No hubo tal magnificación, no era necesaria. Sofía Casanova, monárquica, antirrepublicana, contribuyó decisivamente en Polonia a crear redes de apoyo a los sublevados. Así se cuenta su visita a España el año 1938 en el prólogo a La agonía de Polonia: “Fue recibida muy amablemente por nuestro Caudillo en Burgos; después fue a Salamanca y más tarde a San Sebastián, liberado ya, retornando a La Coruña. En San Sebastián y en Bilbao dio conferencias para hablar, como siempre, del peligro bolchevique, y retornó a su patria de adopción, estallando a poco esta segunda guerra mundial que aún padecemos”.

            Pero la ideología de Sofía Casanova —ligada al nacionalismo español y polaco— no nubló su mirada de cronista. Abundan, por ejemplo, las muestras de su compasión por el pueblo judío, tan odiado entonces en Polonia como en Alemania, aunque no dejara de compartir ciertos estereotipos. Con el título de “La cuestión judía”, se reúnen algunos artículos escritos entre 1919 y 1934. En el último nos cuenta cómo una delegación de rabinos se presenta ante el cardenal de Varsovia para pedir amparo cuando el partido nacionalista polaco, a ejemplo de Hitler, se dedica a perseguirlos. El arzobispo lamenta esos ataques, pero también tiene algo que reprochar: “Aprovecho, señores rabinos, vuestra visita para comunicaros que llegan a mí muchísimas quejas de actos de provocación y de ultraje a los sentimientos cristiano-católicos cometidos por judíos”. Y a continuación habla de ataques de jóvenes judíos armados a católicos indefensos, de su insolencia desafiadora en público, de publicaciones que ofenden a la moral y difunden la más sucia literatura a cargo de editores judíos. Para Sofía Casanova se trata de una “raza sin patria que esconde sus milenarios rencores según las circunstancia con un oportunismo de adulación”.
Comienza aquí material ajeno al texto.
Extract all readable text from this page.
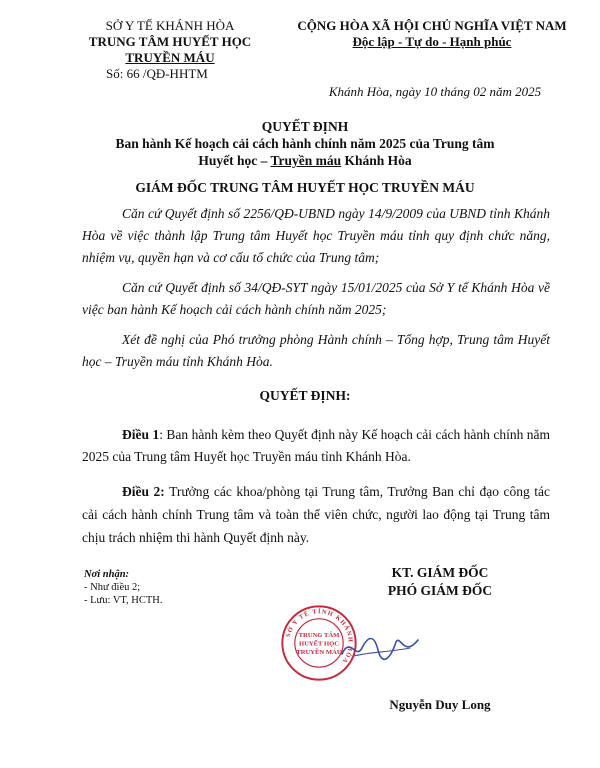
SỞ Y TẾ KHÁNH HÒA
TRUNG TÂM HUYẾT HỌC
TRUYỀN MÁU
Số: 66 /QĐ-HHTM
CỘNG HÒA XÃ HỘI CHỦ NGHĨA VIỆT NAM
Độc lập - Tự do - Hạnh phúc
Khánh Hòa, ngày 10 tháng 02 năm 2025
QUYẾT ĐỊNH
Ban hành Kế hoạch cải cách hành chính năm 2025 của Trung tâm
Huyết học – Truyền máu Khánh Hòa
GIÁM ĐỐC TRUNG TÂM HUYẾT HỌC TRUYỀN MÁU
Căn cứ Quyết định số 2256/QĐ-UBND ngày 14/9/2009 của UBND tỉnh Khánh Hòa về việc thành lập Trung tâm Huyết học Truyền máu tỉnh quy định chức năng, nhiệm vụ, quyền hạn và cơ cấu tổ chức của Trung tâm;
Căn cứ Quyết định số 34/QĐ-SYT ngày 15/01/2025 của Sở Y tế Khánh Hòa về việc ban hành Kế hoạch cải cách hành chính năm 2025;
Xét đề nghị của Phó trưởng phòng Hành chính – Tổng hợp, Trung tâm Huyết học – Truyền máu tỉnh Khánh Hòa.
QUYẾT ĐỊNH:
Điều 1: Ban hành kèm theo Quyết định này Kế hoạch cải cách hành chính năm 2025 của Trung tâm Huyết học Truyền máu tỉnh Khánh Hòa.
Điều 2: Trưởng các khoa/phòng tại Trung tâm, Trưởng Ban chỉ đạo công tác cải cách hành chính Trung tâm và toàn thể viên chức, người lao động tại Trung tâm chịu trách nhiệm thi hành Quyết định này.
Nơi nhận:
- Như điều 2;
- Lưu: VT, HCTH.
KT. GIÁM ĐỐC
PHÓ GIÁM ĐỐC
SỞ Y TẾ TỈNH KHÁNH HÒA
TRUNG TÂM
HUYẾT HỌC
TRUYỀN MÁU
Nguyễn Duy Long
            Franquista, compasivamente antisemita, eso era Sofía Casanova, pero también una mujer excepcional, a la que las circunstancias situaron en el centro de la tormenta Europea y que supo como nadie contar lo que veía o aquello de lo que tenía información de primera mano, con precisos detalles que luego borraría el torbellino de la historia, como esta estampa del destierro de la familia imperial en agosto de 1917: “Subieron al tren los viajeros; cerrárronse las portezuelas y el zar, en la de su coche, miró a Kerenski, plantado frente a él en el andén. Solo los ojos hablaron en el encuentro de la mirada, y no se despidieron para siempre. Esos dos hombres han de volverse a encontrar, y acaso las veleidades del Destino proporcionen la ocasión al desterrado monarca —o a los suyos— de devolver a Kerenski bien por bien, pues si sanos y salvos han salido del volcán revolucionario los sin corona, saben a quien se lo deben”. En agosto de 1917, la historia no estaba escrita, la revolución de octubre no parecía inevitable.

            Lección de historia, viaje en el tiempo, lección de vida esta recopilación de crónicas periodísticas. Lo fugitivo permanece y dura.